Pina Bausch’un eserlerinde kostüm önemli bir unsurdur. Geleneksel toplumsal cinsiyet rolleri, onun içini deştiği, kadın ve erkek arasındaki imkansız ilişkiyi açığa çıkartmak için stereotipik unsurları kullandığı bir alan olur. Bausch’un kadınları ve erkekleri sahnede kadınlar ve erkekler olarak görünür, birbirlerine umutsuzca ulaşmaya çalışırlar, ancak çoğunlukla bu çaba mutlu sona ulaşamaz. Kadınlar kombinezonlar, gecelikler, topuklu ayakkabılar, uçuşan elbiseler giyer; erkekler takım elbise, gömlek ve pantolon veya bazen sadece pantolon giyerler.  Sahnede kostüm toplumsal cinsiyet rollerinin şüpheye yer bırakmayacak berraklıkta görünmesini sağlar. Ancak bu rolleri üstlenmek bir beladır, kadınlar ve erkekler bu rollerin konumlarından birbirlerine baktıklarında, ellerini uzattıklarında birbirlerine ulaşamaz ve aralarında bağ kuramazlar. Bausch’un kadınları ve erkekleri, onlara belirli şekilde sarılmayı buyuran jestlerin içinden umutsuzca gerçek kucaklaşmayı arar dururlar. 


Sahnenin solundan gelen takım elbiseli bir erkek dansçı koşarak, ikinci kadın dansçının gözleri kapalı olarak iskemlelerin üzerine dalarcasına yürüyüşünü engellerden korumak istercesine onun yolunu açmak için telaşla iskemleleri önünden çekmeye çalışır.
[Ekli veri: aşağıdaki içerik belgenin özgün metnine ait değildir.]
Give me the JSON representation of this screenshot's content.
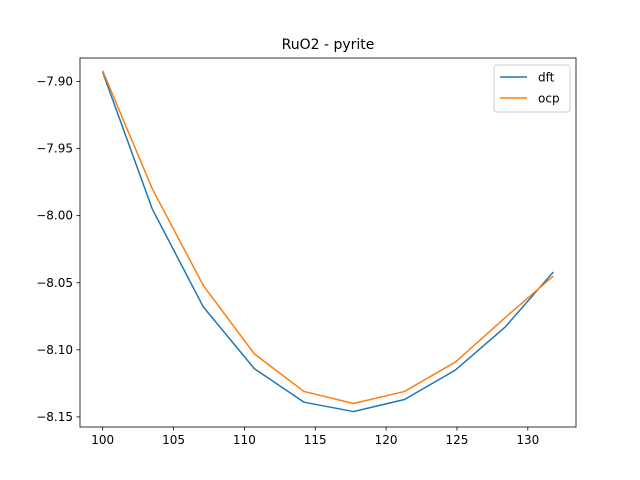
{
  "chart_data": {
    "type": "line",
    "title": "RuO2 - pyrite",
    "xlabel": "",
    "ylabel": "",
    "xlim": [
      98.4,
      133.4
    ],
    "ylim": [
      -8.1575,
      -7.8825
    ],
    "xticks": [
      100,
      105,
      110,
      115,
      120,
      125,
      130
    ],
    "yticks": [
      -7.9,
      -7.95,
      -8.0,
      -8.05,
      -8.1,
      -8.15
    ],
    "xtick_labels": [
      "100",
      "105",
      "110",
      "115",
      "120",
      "125",
      "130"
    ],
    "ytick_labels": [
      "−7.90",
      "−7.95",
      "−8.00",
      "−8.05",
      "−8.10",
      "−8.15"
    ],
    "grid": false,
    "legend_position": "top-right",
    "x": [
      100.0,
      103.5,
      107.1,
      110.7,
      114.2,
      117.7,
      121.3,
      124.9,
      128.4,
      131.8
    ],
    "series": [
      {
        "name": "dft",
        "color": "#1f77b4",
        "values": [
          -7.893,
          -7.995,
          -8.068,
          -8.114,
          -8.139,
          -8.146,
          -8.137,
          -8.115,
          -8.083,
          -8.042
        ]
      },
      {
        "name": "ocp",
        "color": "#ff7f0e",
        "values": [
          -7.892,
          -7.98,
          -8.052,
          -8.103,
          -8.131,
          -8.14,
          -8.131,
          -8.109,
          -8.076,
          -8.045
        ]
      }
    ]
  }
}
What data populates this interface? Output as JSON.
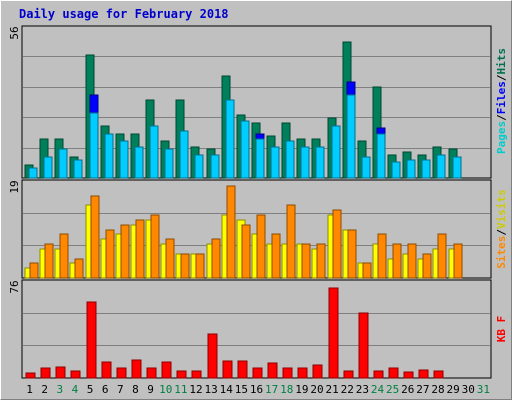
{
  "chart_data": {
    "type": "bar",
    "title": "Daily usage for February 2018",
    "categories": [
      "1",
      "2",
      "3",
      "4",
      "5",
      "6",
      "7",
      "8",
      "9",
      "10",
      "11",
      "12",
      "13",
      "14",
      "15",
      "16",
      "17",
      "18",
      "19",
      "20",
      "21",
      "22",
      "23",
      "24",
      "25",
      "26",
      "27",
      "28",
      "29",
      "30",
      "31"
    ],
    "weekend_days": [
      "3",
      "4",
      "10",
      "11",
      "17",
      "18",
      "24",
      "25",
      "31"
    ],
    "panels": [
      {
        "name": "traffic",
        "ymax_label": "56",
        "ylim": [
          0,
          56
        ],
        "axis_labels": [
          {
            "text": "Pages",
            "color": "#00cccc"
          },
          {
            "text": "/",
            "color": "#000000"
          },
          {
            "text": "Files",
            "color": "#0000ff"
          },
          {
            "text": "/",
            "color": "#000000"
          },
          {
            "text": "Hits",
            "color": "#007050"
          }
        ],
        "series": [
          {
            "name": "Hits",
            "color": "#00805a",
            "values": [
              5,
              15,
              15,
              8,
              47,
              20,
              17,
              17,
              30,
              14,
              30,
              12,
              11,
              39,
              24,
              21,
              16,
              21,
              15,
              15,
              23,
              52,
              14,
              35,
              9,
              10,
              9,
              12,
              11,
              0,
              0
            ]
          },
          {
            "name": "Files",
            "color": "#0000ff",
            "values": [
              4,
              8,
              11,
              7,
              32,
              16,
              14,
              12,
              20,
              11,
              18,
              9,
              9,
              20,
              22,
              17,
              12,
              14,
              12,
              12,
              20,
              37,
              8,
              19,
              6,
              7,
              7,
              9,
              8,
              0,
              0
            ]
          },
          {
            "name": "Pages",
            "color": "#00ccff",
            "values": [
              4,
              8,
              11,
              7,
              25,
              17,
              14,
              12,
              20,
              11,
              18,
              9,
              9,
              30,
              22,
              15,
              12,
              14,
              12,
              12,
              20,
              32,
              8,
              17,
              6,
              7,
              7,
              9,
              8,
              0,
              0
            ]
          }
        ]
      },
      {
        "name": "visits",
        "ymax_label": "19",
        "ylim": [
          0,
          19
        ],
        "axis_labels": [
          {
            "text": "Sites",
            "color": "#ff8800"
          },
          {
            "text": "/",
            "color": "#000000"
          },
          {
            "text": "Visits",
            "color": "#cccc00"
          }
        ],
        "series": [
          {
            "name": "Visits",
            "color": "#ffff00",
            "values": [
              2,
              6,
              6,
              3,
              15,
              8,
              9,
              11,
              12,
              7,
              5,
              5,
              7,
              13,
              12,
              9,
              7,
              7,
              7,
              6,
              13,
              10,
              3,
              7,
              4,
              5,
              4,
              6,
              6,
              0,
              0
            ]
          },
          {
            "name": "Sites",
            "color": "#ff8800",
            "values": [
              3,
              7,
              9,
              4,
              17,
              10,
              11,
              12,
              13,
              8,
              5,
              5,
              8,
              19,
              11,
              13,
              9,
              15,
              7,
              7,
              14,
              10,
              3,
              9,
              7,
              7,
              5,
              9,
              7,
              0,
              0
            ]
          }
        ]
      },
      {
        "name": "volume",
        "ymax_label": "76",
        "ylim": [
          0,
          76
        ],
        "axis_labels": [
          {
            "text": "KB F",
            "color": "#ff0000"
          }
        ],
        "series": [
          {
            "name": "KB F",
            "color": "#ff0000",
            "values": [
              4,
              8,
              9,
              6,
              63,
              13,
              8,
              15,
              8,
              13,
              6,
              6,
              36,
              14,
              14,
              8,
              12,
              8,
              8,
              11,
              74,
              6,
              54,
              6,
              8,
              5,
              7,
              6,
              0,
              0,
              0
            ]
          }
        ]
      }
    ],
    "grid": true
  }
}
Kadının mekânda öngörülemez hareketini ondan önce anlamaya çalışır ve hızla onun koştuğu tarafa doğru ondan önce varıp yoluna çıkacak olan iskemleleri yolundan çeker. Kadının yere sürünen yalın ayak sesine, sağ sola çekilen iskemlelerin gürültüsü karışır. Hareket gerçektir. Erkek dansçının çabası bütün gerçekliği ile izleyene sirayet eder. Bir uyurgezer gibi gözleri kapalı kadını, kendini sakınmayan yürüyüşünden korumaya, zarar görmesini engellemeye çalışan dikkat ve telaşta samimiyet tamdır. Sahnede iskemlelerin oradan buradan çekilip itilmeleri, kırmızı peruklu dansçının topuk sesleri ve yalınayak dansçıların yerde sürüdükleri ayaklarının seslerine Henry Purcell’in Dido ve Aeneas’taki aryalar karışır.  Kadın dansçının insanın içini burkan zarafet ve incelikteki kollarının hareket serisini içeren solosunda Dido’nun ağıtının acı dolu sözleri yankılanır…


‘When I am laid in earth,

May my wrongs create

No trouble in thy breast;

Remember me, but ah! forget my fate.’


Yorgunluktan bitkin düşen ikinci kadın dansçı, sahneye ikinci giren gömlekli pantolonlu yalın ayak erkek dansçıya doğru kucaklaşmak için koşar. Sahneye üçüncü erkek dansçı girer ve kadın ile erkek dansçının kucaklaşmasını düzenler, kadının sağ kolunu indirir, erkeğin sağ kolunu indirir, erkeğin sol kolunu indirir, kadının sol kolunu indirir, erkeğin başını kaldırır, kadının başını kaldırır ve dudakları erkeğin dudaklarına gelecek şekilde kondurur, erkeğin önce sol kolunu sonra sağ kolunu avuç içleri yukarı bakacak şekilde dirsekleri bedenine yakın doksan derecelik açıyla yere paralel şekilde yerleştirir. Sonra kadının sol kolunu alıp erkeğin omuzuna atar ve kadını kucaklayarak erkek dansçının pozisyonlanmış kollarına yerleştirir. Adamın özenle tasarladığı bu pozisyonda kadın ve erkek dansçı mecalsizce bir saniyeliğine durabilirler ancak. Kadın onu taşıyacak kuvveti olmayan adamın kollarından kayarak yere düşer. Yere düşer düşmez hızlıca kalkar ve aynen yaptığı şekilde tekrar sıkıca kucaklar onu. Üçüncü erkek dansçı tekrar onun yanına gelir ve kurduğu düzenin aynısını tekrar yapar.  Bu tekrar serisi sürer gider ta ki üçüncü dansçı onları terk edip onların bu düzeni onun yokluğunda aynen onun onlara buyurduğu sırada tükeninceye kadar tekrar etmelerine kadar. Bir süre sonra kadın bu döngüden ayrılıp masalara iskemlelere çarparak sahnenin sol arkasına gider, burada izleyiciye sırtı dönük şekilde önce elbisesini çıkartır, sonra bir masaya oturur. Elbise bedeninden sanki teni sıyrılırcasına başından aşağı yere dökülür. 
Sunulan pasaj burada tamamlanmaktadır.